The government must act. We have been saying this for the last few years. Scottish Government were quick to declare a climate emergency, but they have been unbelievably slow to enact any significant change to respond to this emergency. As a consequence it has been one of the worst kept secrets in Scotland that the 2030 targets, which were only set five years ago, are massively off track and that it will require a Herculean effort to get us there.   This doesn’t really come as a surprise to many, because we have seen very little progress since 2019.    It feels like the last significant thing the Government have delivered on climate change was the 2019 Act. 

We haven't seen enough delivery in Agriculture and Land Use – putting off commitments and recently reducing the proportion of grant that is targeted at reducing carbon footprints. We haven't seen enough delivery in transport. We haven't seen enough delivery to decarbonize heat, or to minimise wasted energy in buildings and the policy process is slow and reluctant.  Nobody, and no political party, has done enough.   But this issue is not political – it is a scientific and moral issue and therefore should not be a political football.

And it isn't just government that are failing to prioritise action. A lot of corporates and industry, who queued up to make Net Zero commitments during COP 26 in Glasgow have largely backtracked, and backpedalled.  In fact, every single one of us could do more.  We need to start taking responsibility, and see some real leadership on this issue or we will all lose.

For five years, there has been too little action on climate change. There is no funding for climate change mitigation. And there's little political appetite for anyone to stick their neck out and actually make things happen.  But rather than simply attribute blame, we need to see this moment as a rallying call to step up our game and start treating this issue with the gravity it deserves.   After all, the vast majority of people in this country want more action to avoid worsening climate change. 

As the UK CCC report concurs, we need to see a single cohesive climate change delivery plan, which shows some progress towards hitting these targets, and it needs to be committed to paper sooner rather than later. 

Every political party voted for the 2019 targets, but have failed to deliver (or actively blocked) action ever since.  Every party needs to be challenged as to how it is helping to deliver against those targets and not hampering those efforts.

Scotland already set out to show leadership in this space.  To change our minds on this now will undermine more than a decade of positive leadership.

We don’t just urgently need a plan, we also need the funding to deliver the plan.  We need more education to understand the need for these actions.  And we need to see the commitment to see them through.  SCCS produced a manifesto of asks for climate action last year.  Government largely knows what it needs to do, we’re just not doing it.  If we continue to fail to deliver, we will quickly get to a point where we can neither afford to act nor to protect society from the worst impacts of growing climate change.

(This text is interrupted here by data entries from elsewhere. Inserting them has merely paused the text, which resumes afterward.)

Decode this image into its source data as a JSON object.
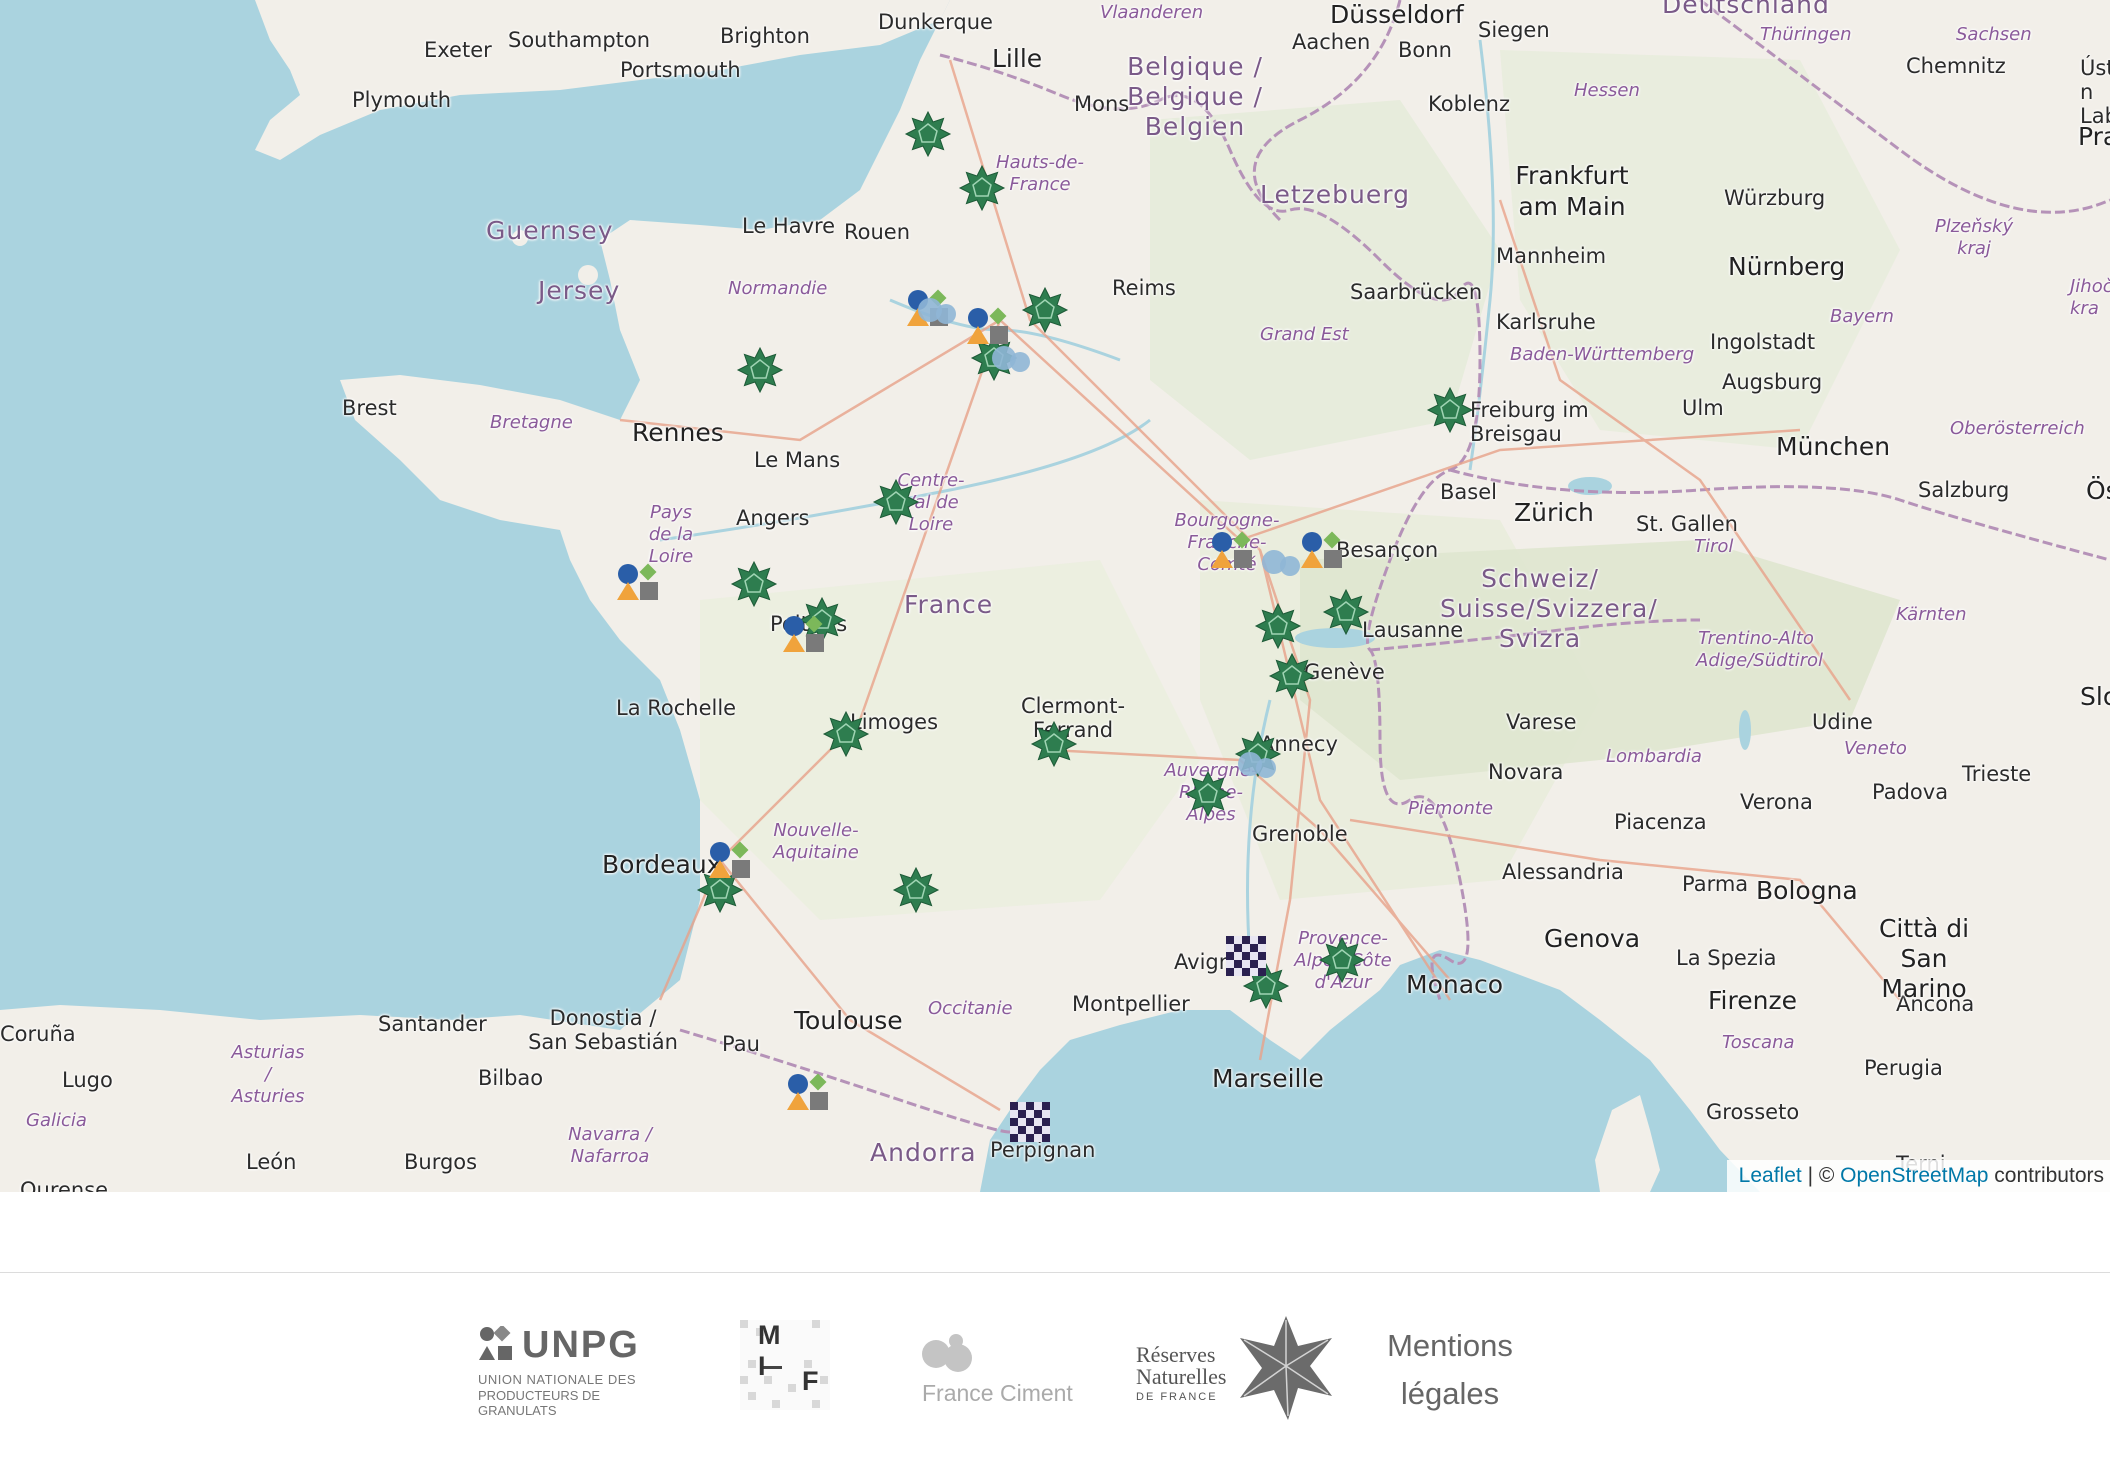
{
  "map": {
    "labels": {
      "countries": [
        "Belgique / Belgique / Belgien",
        "France",
        "Letzebuerg",
        "Schweiz/ Suisse/Svizzera/ Svizra",
        "Deutschland",
        "Andorra",
        "Monaco",
        "Città di San Marino"
      ],
      "seas": []
    },
    "cities": {
      "exeter": "Exeter",
      "southampton": "Southampton",
      "brighton": "Brighton",
      "dunkerque": "Dunkerque",
      "plymouth": "Plymouth",
      "portsmouth": "Portsmouth",
      "lille": "Lille",
      "mons": "Mons",
      "dusseldorf": "Düsseldorf",
      "aachen": "Aachen",
      "bonn": "Bonn",
      "siegen": "Siegen",
      "koblenz": "Koblenz",
      "frankfurt": "Frankfurt am Main",
      "wurzburg": "Würzburg",
      "chemnitz": "Chemnitz",
      "guernsey": "Guernsey",
      "jersey": "Jersey",
      "lehavre": "Le Havre",
      "rouen": "Rouen",
      "reims": "Reims",
      "mannheim": "Mannheim",
      "nurnberg": "Nürnberg",
      "saarbrucken": "Saarbrücken",
      "karlsruhe": "Karlsruhe",
      "ingolstadt": "Ingolstadt",
      "augsburg": "Augsburg",
      "brest": "Brest",
      "rennes": "Rennes",
      "lemans": "Le Mans",
      "freiburg": "Freiburg im Breisgau",
      "ulm": "Ulm",
      "munchen": "München",
      "angers": "Angers",
      "basel": "Basel",
      "zurich": "Zürich",
      "stgallen": "St. Gallen",
      "salzburg": "Salzburg",
      "besancon": "Besançon",
      "lausanne": "Lausanne",
      "geneve": "Genève",
      "poitiers": "Poitiers",
      "larochelle": "La Rochelle",
      "limoges": "Limoges",
      "clermont": "Clermont-Ferrand",
      "annecy": "Annecy",
      "varese": "Varese",
      "udine": "Udine",
      "novara": "Novara",
      "verona": "Verona",
      "padova": "Padova",
      "trieste": "Trieste",
      "grenoble": "Grenoble",
      "piacenza": "Piacenza",
      "alessandria": "Alessandria",
      "parma": "Parma",
      "bologna": "Bologna",
      "bordeaux": "Bordeaux",
      "genova": "Genova",
      "laspezia": "La Spezia",
      "avignon": "Avignon",
      "monaco": "Monaco",
      "donostia": "Donostia / San Sebastián",
      "santander": "Santander",
      "toulouse": "Toulouse",
      "montpellier": "Montpellier",
      "firenze": "Firenze",
      "ancona": "Ancona",
      "coruna": "Coruña",
      "lugo": "Lugo",
      "bilbao": "Bilbao",
      "pau": "Pau",
      "marseille": "Marseille",
      "perugia": "Perugia",
      "grosseto": "Grosseto",
      "leon": "León",
      "burgos": "Burgos",
      "perpignan": "Perpignan",
      "praha": "Praha",
      "usti": "Ústí n Laber",
      "slove": "Slove",
      "oste": "Öste",
      "terni": "Terni",
      "ourense": "Ourense"
    },
    "regions": {
      "vlaanderen": "Vlaanderen",
      "hessen": "Hessen",
      "thuringen": "Thüringen",
      "sachsen": "Sachsen",
      "hauts": "Hauts-de-France",
      "normandie": "Normandie",
      "grandest": "Grand Est",
      "bayern": "Bayern",
      "bw": "Baden-Württemberg",
      "bretagne": "Bretagne",
      "cvl": "Centre-Val de Loire",
      "pdl": "Pays de la Loire",
      "oberost": "Oberösterreich",
      "bfc": "Bourgogne-Franche-Comté",
      "tirol": "Tirol",
      "trentino": "Trentino-Alto Adige/Südtirol",
      "karnten": "Kärnten",
      "veneto": "Veneto",
      "lombardia": "Lombardia",
      "ara": "Auvergne-Rhône-Alpes",
      "piemonte": "Piemonte",
      "na": "Nouvelle-Aquitaine",
      "paca": "Provence-Alpes-Côte d'Azur",
      "occitanie": "Occitanie",
      "asturias": "Asturias / Asturies",
      "galicia": "Galicia",
      "navarra": "Navarra / Nafarroa",
      "toscana": "Toscana",
      "plzen": "Plzeňský kraj",
      "jihoc": "Jihoče kra"
    },
    "attribution": {
      "leaflet": "Leaflet",
      "separator": " | © ",
      "osm": "OpenStreetMap",
      "suffix": " contributors"
    }
  },
  "markers": {
    "reserves": 20,
    "quarry_groups": 7,
    "checkered": 2
  },
  "colors": {
    "water": "#aad3df",
    "land": "#f2efe9",
    "green": "#2e7d4f",
    "blue": "#2a5ea8",
    "orange": "#f0a33c",
    "grey": "#7a7a7a",
    "lightgreen": "#7cb85a",
    "lightblue": "#8fb6d6",
    "checker": "#2b2150"
  },
  "footer": {
    "unpg_title": "UNPG",
    "unpg_sub1": "UNION NATIONALE DES",
    "unpg_sub2": "PRODUCTEURS DE GRANULATS",
    "mif_top": "M I",
    "mif_bottom": "F",
    "france_ciment": "France Ciment",
    "rnf1": "Réserves",
    "rnf2": "Naturelles",
    "rnf3": "DE FRANCE",
    "mentions1": "Mentions",
    "mentions2": "légales"
  }
}
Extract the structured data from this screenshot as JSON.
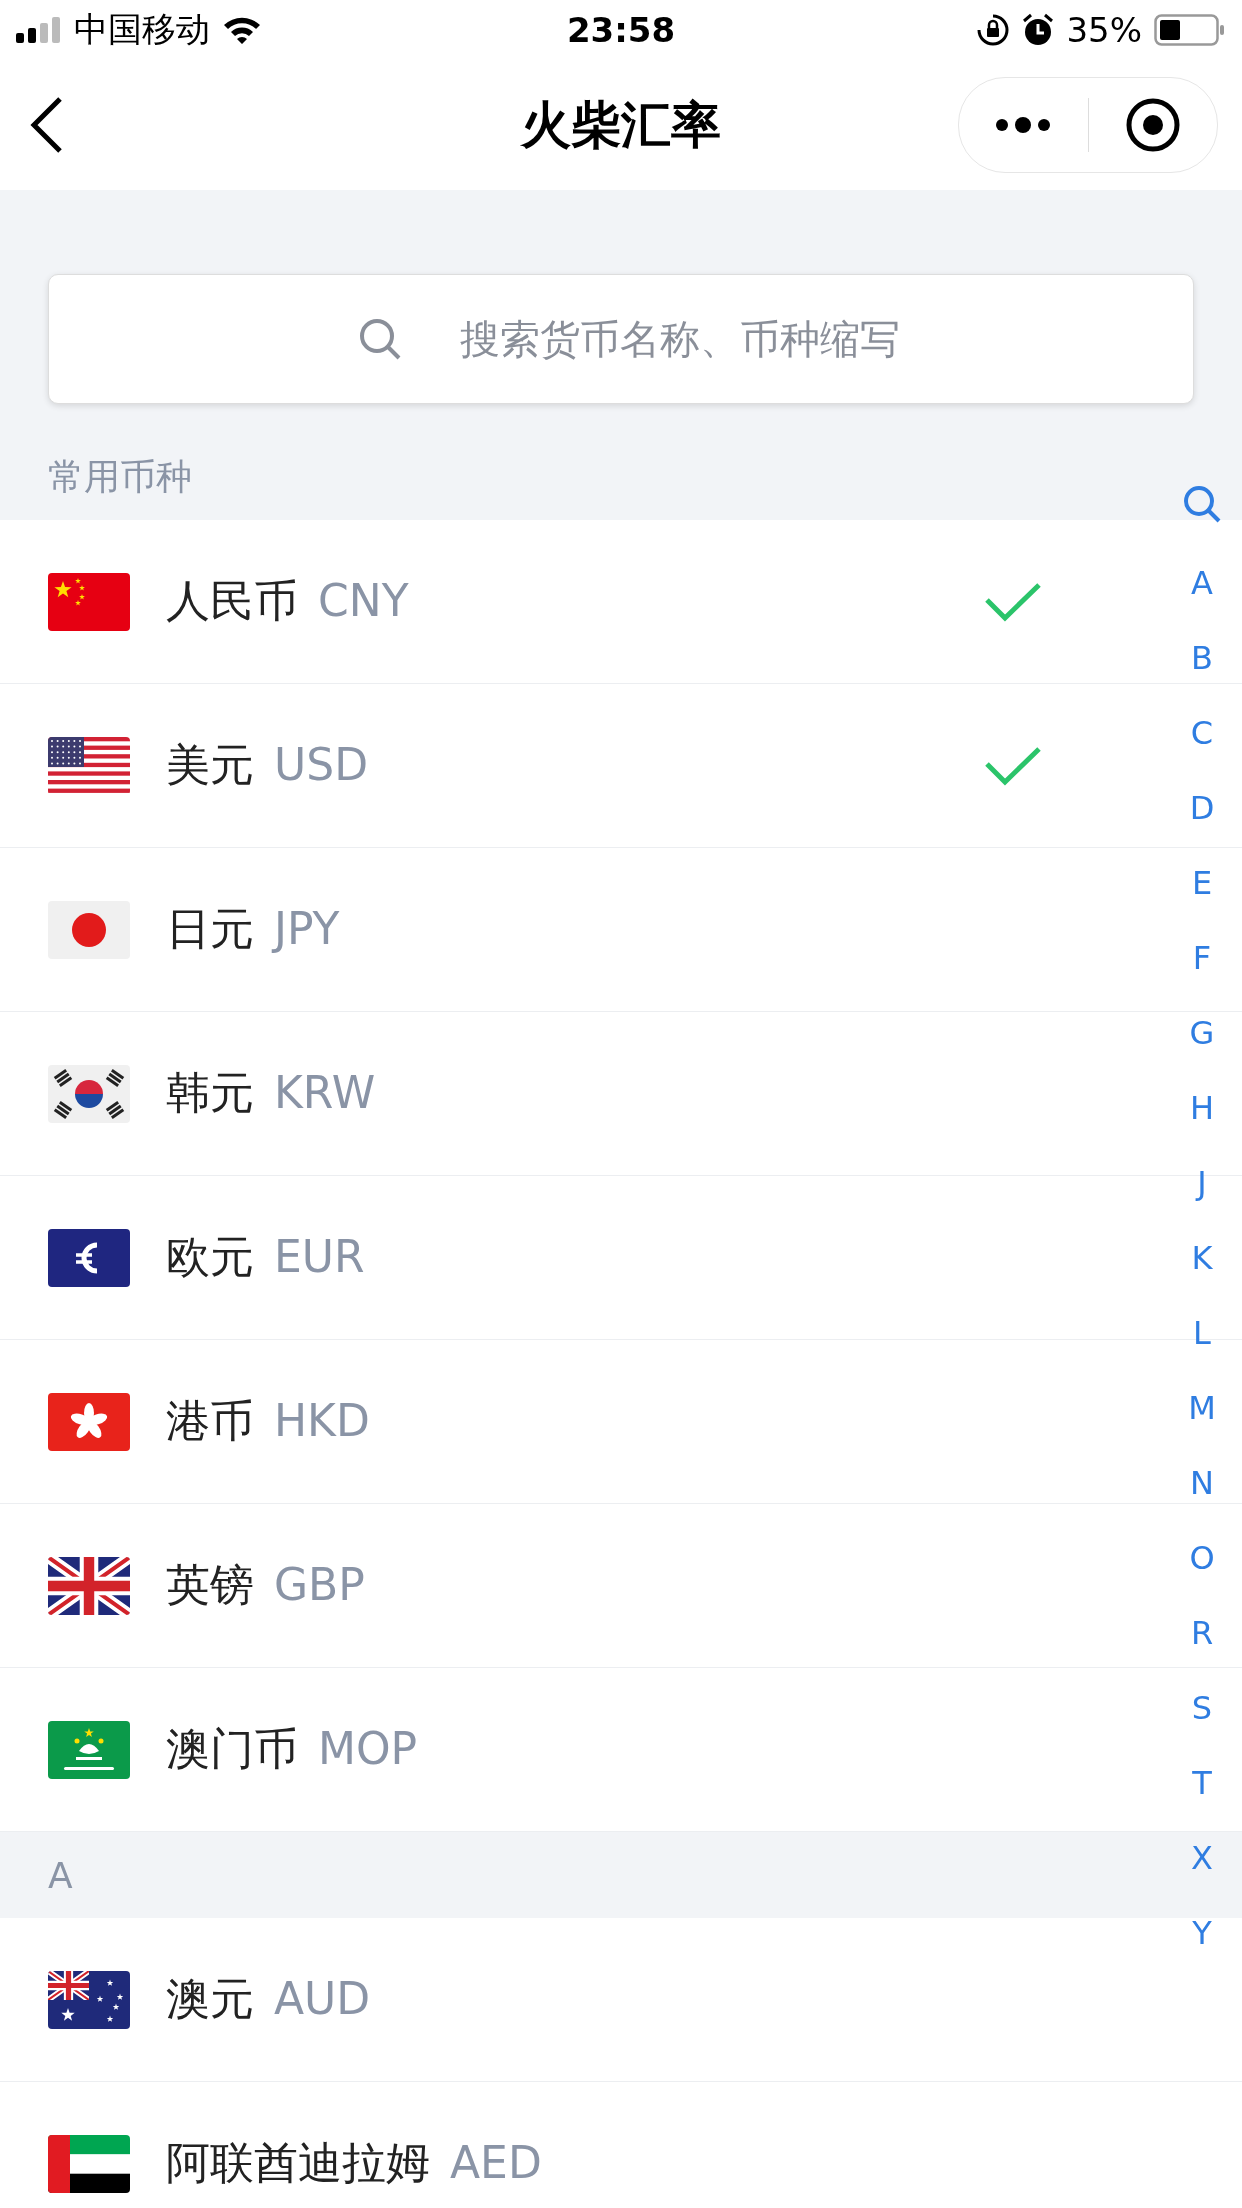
{
  "status_bar": {
    "carrier": "中国移动",
    "time": "23:58",
    "battery_text": "35%"
  },
  "nav": {
    "title": "火柴汇率"
  },
  "search": {
    "placeholder": "搜索货币名称、币种缩写"
  },
  "sections": [
    {
      "title": "常用币种",
      "items": [
        {
          "name": "人民币",
          "code": "CNY",
          "kind": "cn",
          "checked": true
        },
        {
          "name": "美元",
          "code": "USD",
          "kind": "us",
          "checked": true
        },
        {
          "name": "日元",
          "code": "JPY",
          "kind": "jp",
          "checked": false
        },
        {
          "name": "韩元",
          "code": "KRW",
          "kind": "kr",
          "checked": false
        },
        {
          "name": "欧元",
          "code": "EUR",
          "kind": "eu",
          "checked": false
        },
        {
          "name": "港币",
          "code": "HKD",
          "kind": "hk",
          "checked": false
        },
        {
          "name": "英镑",
          "code": "GBP",
          "kind": "gb",
          "checked": false
        },
        {
          "name": "澳门币",
          "code": "MOP",
          "kind": "mo",
          "checked": false
        }
      ]
    },
    {
      "title": "A",
      "items": [
        {
          "name": "澳元",
          "code": "AUD",
          "kind": "au",
          "checked": false
        },
        {
          "name": "阿联酋迪拉姆",
          "code": "AED",
          "kind": "ae",
          "checked": false
        }
      ]
    }
  ],
  "index": [
    "A",
    "B",
    "C",
    "D",
    "E",
    "F",
    "G",
    "H",
    "J",
    "K",
    "L",
    "M",
    "N",
    "O",
    "R",
    "S",
    "T",
    "X",
    "Y"
  ]
}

Since the targets were set in 2019 thousands of weather records have tumbled around the globe and the impacts of climate change on people and nature have accelerated faster than scientists predicted.  The need for urgent and strong action is now even greater.  The 2019 targets were set on the basis of climate science, aiming to deliver Scotland’s fair contribution of keeping the global temperature rise below 1.5C.  Any retreat from these targets would fail hundreds of millions of people whose lives and livelihoods are threatened.

Climate Change was rightly declared an emergency back in 2019.  Our failure to deliver any meaningful progress in the five years since means it's now an urgent crisis. We should all be demanding better.